O que fazer com uma carta que não vai ser entregue ao seu destinatário? Reparei nas correspondências escritas por mim e nunca enviadas. São poucas, nada absurdo, mas a simples existência delas me causa desconforto. Pedidos de desculpas, queixas, declarações apaixonadas, comentários cretinos ou dramas, todos intencionalmente extraviados.
Escrever as cartas traz alívio, sem dúvida. Mas a eficácia desse extravasamento fica comprometida quando os recados não chegam ao seu destino. Não adianta de muita coisa dizer algo que não será ouvido. Ou lido, no caso.

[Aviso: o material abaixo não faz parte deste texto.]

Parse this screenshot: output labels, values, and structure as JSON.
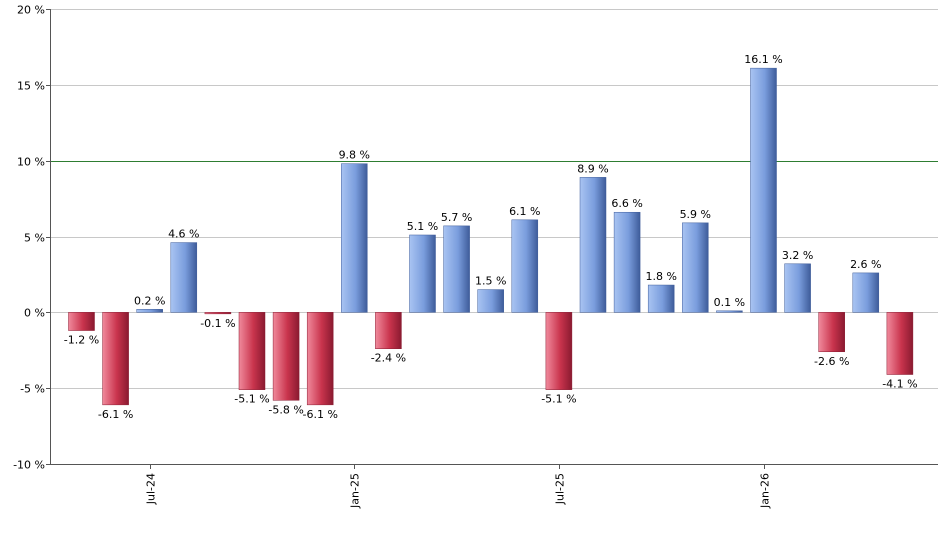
{
  "chart_data": {
    "type": "bar",
    "y_ticks": [
      "20 %",
      "15 %",
      "10 %",
      "5 %",
      "0 %",
      "-5 %",
      "-10 %"
    ],
    "y_tick_values": [
      20,
      15,
      10,
      5,
      0,
      -5,
      -10
    ],
    "ylim": [
      -10,
      20
    ],
    "reference_line": 10,
    "x_tick_labels": [
      "Jul-24",
      "Jan-25",
      "Jul-25",
      "Jan-26"
    ],
    "x_tick_bar_index": [
      2,
      8,
      14,
      20
    ],
    "values": [
      -1.2,
      -6.1,
      0.2,
      4.6,
      -0.1,
      -5.1,
      -5.8,
      -6.1,
      9.8,
      -2.4,
      5.1,
      5.7,
      1.5,
      6.1,
      -5.1,
      8.9,
      6.6,
      1.8,
      5.9,
      0.1,
      16.1,
      3.2,
      -2.6,
      2.6,
      -4.1
    ],
    "labels": [
      "-1.2 %",
      "-6.1 %",
      "0.2 %",
      "4.6 %",
      "-0.1 %",
      "-5.1 %",
      "-5.8 %",
      "-6.1 %",
      "9.8 %",
      "-2.4 %",
      "5.1 %",
      "5.7 %",
      "1.5 %",
      "6.1 %",
      "-5.1 %",
      "8.9 %",
      "6.6 %",
      "1.8 %",
      "5.9 %",
      "0.1 %",
      "16.1 %",
      "3.2 %",
      "-2.6 %",
      "2.6 %",
      "-4.1 %"
    ],
    "grid": true,
    "colors": {
      "positive": "#6f93d6",
      "positive_light": "#a9c4f2",
      "positive_dark": "#3e5c9a",
      "negative": "#c9344d",
      "negative_light": "#f08a9c",
      "negative_dark": "#8a1a30",
      "reference": "#2e7d32",
      "grid": "#c8c8c8",
      "axis": "#555555"
    }
  }
}
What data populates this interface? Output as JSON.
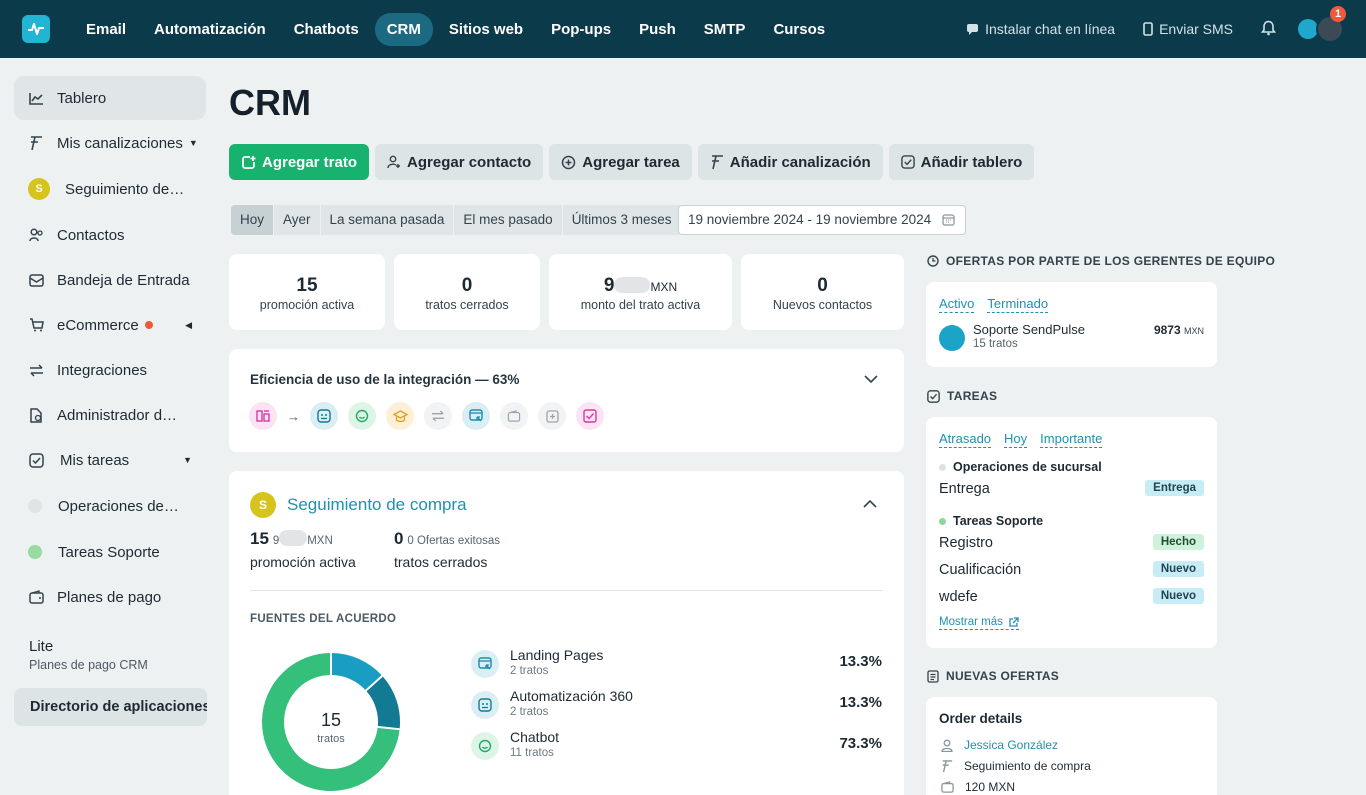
{
  "nav": {
    "items": [
      {
        "label": "Email",
        "active": false
      },
      {
        "label": "Automatización",
        "active": false
      },
      {
        "label": "Chatbots",
        "active": false
      },
      {
        "label": "CRM",
        "active": true
      },
      {
        "label": "Sitios web",
        "active": false
      },
      {
        "label": "Pop-ups",
        "active": false
      },
      {
        "label": "Push",
        "active": false
      },
      {
        "label": "SMTP",
        "active": false
      },
      {
        "label": "Cursos",
        "active": false
      }
    ],
    "install_chat": "Instalar chat en línea",
    "send_sms": "Enviar SMS",
    "notification_count": "1"
  },
  "sidebar": {
    "items": [
      {
        "label": "Tablero",
        "icon": "chart-line-icon"
      },
      {
        "label": "Mis canalizaciones",
        "icon": "funnel-icon"
      },
      {
        "label": "Seguimiento de compra",
        "icon": "pipeline-avatar",
        "avatar": "S"
      },
      {
        "label": "Contactos",
        "icon": "contacts-icon"
      },
      {
        "label": "Bandeja de Entrada",
        "icon": "inbox-icon"
      },
      {
        "label": "eCommerce",
        "icon": "cart-icon"
      },
      {
        "label": "Integraciones",
        "icon": "swap-icon"
      },
      {
        "label": "Administrador de archivos",
        "icon": "file-manager-icon"
      },
      {
        "label": "Mis tareas",
        "icon": "tasks-icon"
      },
      {
        "label": "Operaciones de sucursal",
        "icon": "status-dot"
      },
      {
        "label": "Tareas Soporte",
        "icon": "status-dot"
      },
      {
        "label": "Planes de pago",
        "icon": "wallet-icon"
      }
    ],
    "plan_name": "Lite",
    "plan_sub": "Planes de pago CRM",
    "directory": "Directorio de aplicaciones"
  },
  "page": {
    "title": "CRM",
    "actions": [
      "Agregar trato",
      "Agregar contacto",
      "Agregar tarea",
      "Añadir canalización",
      "Añadir tablero"
    ],
    "filters": [
      "Hoy",
      "Ayer",
      "La semana pasada",
      "El mes pasado",
      "Últimos 3 meses"
    ],
    "selected_filter": "Hoy",
    "date_range": "19 noviembre 2024 - 19 noviembre 2024"
  },
  "stats": [
    {
      "value": "15",
      "label": "promoción activa"
    },
    {
      "value": "0",
      "label": "tratos cerrados"
    },
    {
      "value": "9",
      "unit": "MXN",
      "label": "monto del trato activa"
    },
    {
      "value": "0",
      "label": "Nuevos contactos"
    }
  ],
  "efficiency": {
    "title": "Eficiencia de uso de la integración — 63%",
    "percent": 63
  },
  "pipeline": {
    "avatar": "S",
    "name": "Seguimiento de compra",
    "active_count": "15",
    "active_amount_prefix": "9",
    "currency": "MXN",
    "active_label": "promoción activa",
    "closed_count": "0",
    "closed_note": "0 Ofertas exitosas",
    "closed_label": "tratos cerrados",
    "sources_title": "FUENTES DEL ACUERDO",
    "donut_total": "15",
    "donut_label": "tratos",
    "sources": [
      {
        "name": "Landing Pages",
        "count": "2 tratos",
        "percent": "13.3%",
        "icon": "landing-page-icon",
        "color": "#1a9dc2"
      },
      {
        "name": "Automatización 360",
        "count": "2 tratos",
        "percent": "13.3%",
        "icon": "automation-icon",
        "color": "#137a94"
      },
      {
        "name": "Chatbot",
        "count": "11 tratos",
        "percent": "73.3%",
        "icon": "chatbot-icon",
        "color": "#34c07a"
      }
    ]
  },
  "chart_data": {
    "type": "pie",
    "categories": [
      "Landing Pages",
      "Automatización 360",
      "Chatbot"
    ],
    "values": [
      2,
      2,
      11
    ],
    "percent": [
      13.3,
      13.3,
      73.3
    ],
    "colors": [
      "#1a9dc2",
      "#137a94",
      "#34c07a"
    ],
    "center_value": "15",
    "center_label": "tratos"
  },
  "managers": {
    "title": "OFERTAS POR PARTE DE LOS GERENTES DE EQUIPO",
    "tabs": [
      "Activo",
      "Terminado"
    ],
    "name": "Soporte SendPulse",
    "deals": "15 tratos",
    "amount": "9873",
    "currency": "MXN"
  },
  "tasks": {
    "title": "TAREAS",
    "tabs": [
      "Atrasado",
      "Hoy",
      "Importante"
    ],
    "group1": "Operaciones de sucursal",
    "group2": "Tareas Soporte",
    "items": [
      {
        "name": "Entrega",
        "status": "Entrega"
      },
      {
        "name": "Registro",
        "status": "Hecho"
      },
      {
        "name": "Cualificación",
        "status": "Nuevo"
      },
      {
        "name": "wdefe",
        "status": "Nuevo"
      }
    ],
    "show_more": "Mostrar más"
  },
  "new_offers": {
    "title": "NUEVAS OFERTAS",
    "card_title": "Order details",
    "contact": "Jessica González",
    "pipeline": "Seguimiento de compra",
    "amount": "120 MXN"
  }
}
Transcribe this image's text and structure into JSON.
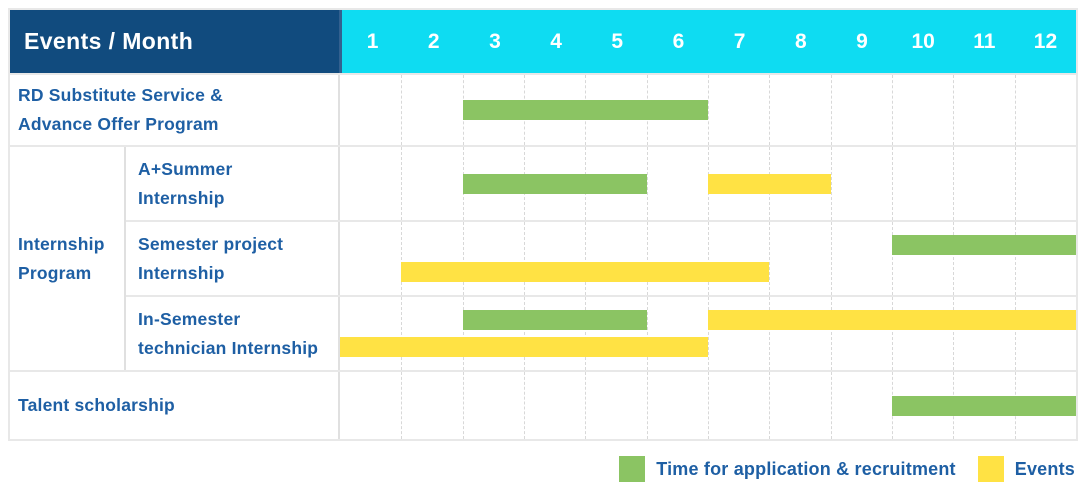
{
  "header": {
    "events_month_label": "Events / Month",
    "months": [
      "1",
      "2",
      "3",
      "4",
      "5",
      "6",
      "7",
      "8",
      "9",
      "10",
      "11",
      "12"
    ]
  },
  "groups": [
    {
      "name": "Internship Program",
      "lines": [
        "Internship",
        "Program"
      ]
    }
  ],
  "legend": [
    {
      "key": "application",
      "label": "Time for application & recruitment",
      "color": "#8BC463"
    },
    {
      "key": "events",
      "label": "Events",
      "color": "#FFE244"
    }
  ],
  "colors": {
    "header_bg": "#114B7E",
    "header_divider": "#33608F",
    "months_bg": "#0EDCF2",
    "header_text": "#FFFFFF",
    "label_text": "#1E5FA4",
    "row_border": "#E8E8E8",
    "grid_dash": "#D8D8D8"
  },
  "chart_data": {
    "type": "bar",
    "subtype": "gantt",
    "title": "Events / Month",
    "x_axis": {
      "unit": "month",
      "categories": [
        1,
        2,
        3,
        4,
        5,
        6,
        7,
        8,
        9,
        10,
        11,
        12
      ]
    },
    "legend_position": "bottom-right",
    "grid": "dashed-vertical-month-lines",
    "series": [
      {
        "name": "Time for application & recruitment",
        "color": "#8BC463"
      },
      {
        "name": "Events",
        "color": "#FFE244"
      }
    ],
    "rows": [
      {
        "group": "",
        "label": "RD Substitute Service & Advance Offer Program",
        "label_lines": [
          "RD Substitute Service &",
          "Advance Offer Program"
        ],
        "lanes": 1,
        "bars": [
          {
            "series": "Time for application & recruitment",
            "start_month": 3,
            "end_month": 6,
            "lane": 0
          }
        ]
      },
      {
        "group": "Internship Program",
        "label": "A+Summer Internship",
        "label_lines": [
          "A+Summer",
          "Internship"
        ],
        "lanes": 1,
        "bars": [
          {
            "series": "Time for application & recruitment",
            "start_month": 3,
            "end_month": 5,
            "lane": 0
          },
          {
            "series": "Events",
            "start_month": 7,
            "end_month": 8,
            "lane": 0
          }
        ]
      },
      {
        "group": "Internship Program",
        "label": "Semester project Internship",
        "label_lines": [
          "Semester project",
          "Internship"
        ],
        "lanes": 2,
        "bars": [
          {
            "series": "Time for application & recruitment",
            "start_month": 10,
            "end_month": 12,
            "lane": 0
          },
          {
            "series": "Events",
            "start_month": 2,
            "end_month": 7,
            "lane": 1
          }
        ]
      },
      {
        "group": "Internship Program",
        "label": "In-Semester technician Internship",
        "label_lines": [
          "In-Semester",
          "technician Internship"
        ],
        "lanes": 2,
        "bars": [
          {
            "series": "Time for application & recruitment",
            "start_month": 3,
            "end_month": 5,
            "lane": 0
          },
          {
            "series": "Events",
            "start_month": 7,
            "end_month": 12,
            "lane": 0
          },
          {
            "series": "Events",
            "start_month": 1,
            "end_month": 6,
            "lane": 1
          }
        ]
      },
      {
        "group": "",
        "label": "Talent scholarship",
        "label_lines": [
          "Talent scholarship"
        ],
        "lanes": 1,
        "bars": [
          {
            "series": "Time for application & recruitment",
            "start_month": 10,
            "end_month": 12,
            "lane": 0
          }
        ]
      }
    ]
  }
}
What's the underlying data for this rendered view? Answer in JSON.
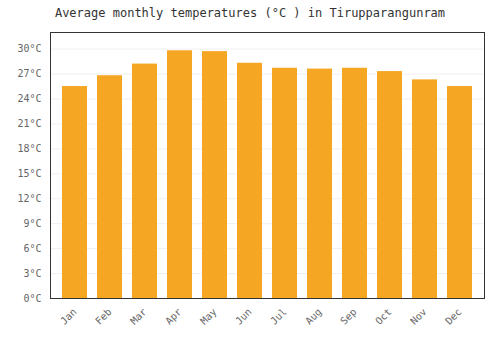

Hoje, revendo algumas das cartas, fico na dúvida se foi realmente melhor nunca entregá-las. Como consolo, tenho plena convicção de que outras realmente tiveram melhor destino ficando por aqui mesmo.
Estranhas lembranças estas cartas. E olha que tem coisa recente, mas parece pertencer a passado longínquo. Ou talvez eu apenas queira fazer com que pareçam coisas ultrapassadas.
Bem, como sei que não produzi nada tão interessante quanto Carta ao Pai, de Franz Kafka, decidi me livrar destes papéis. Quer dizer, deixei duas guardadas. Quem sabe ainda dá tempo e, mais importante, ainda vale a pena?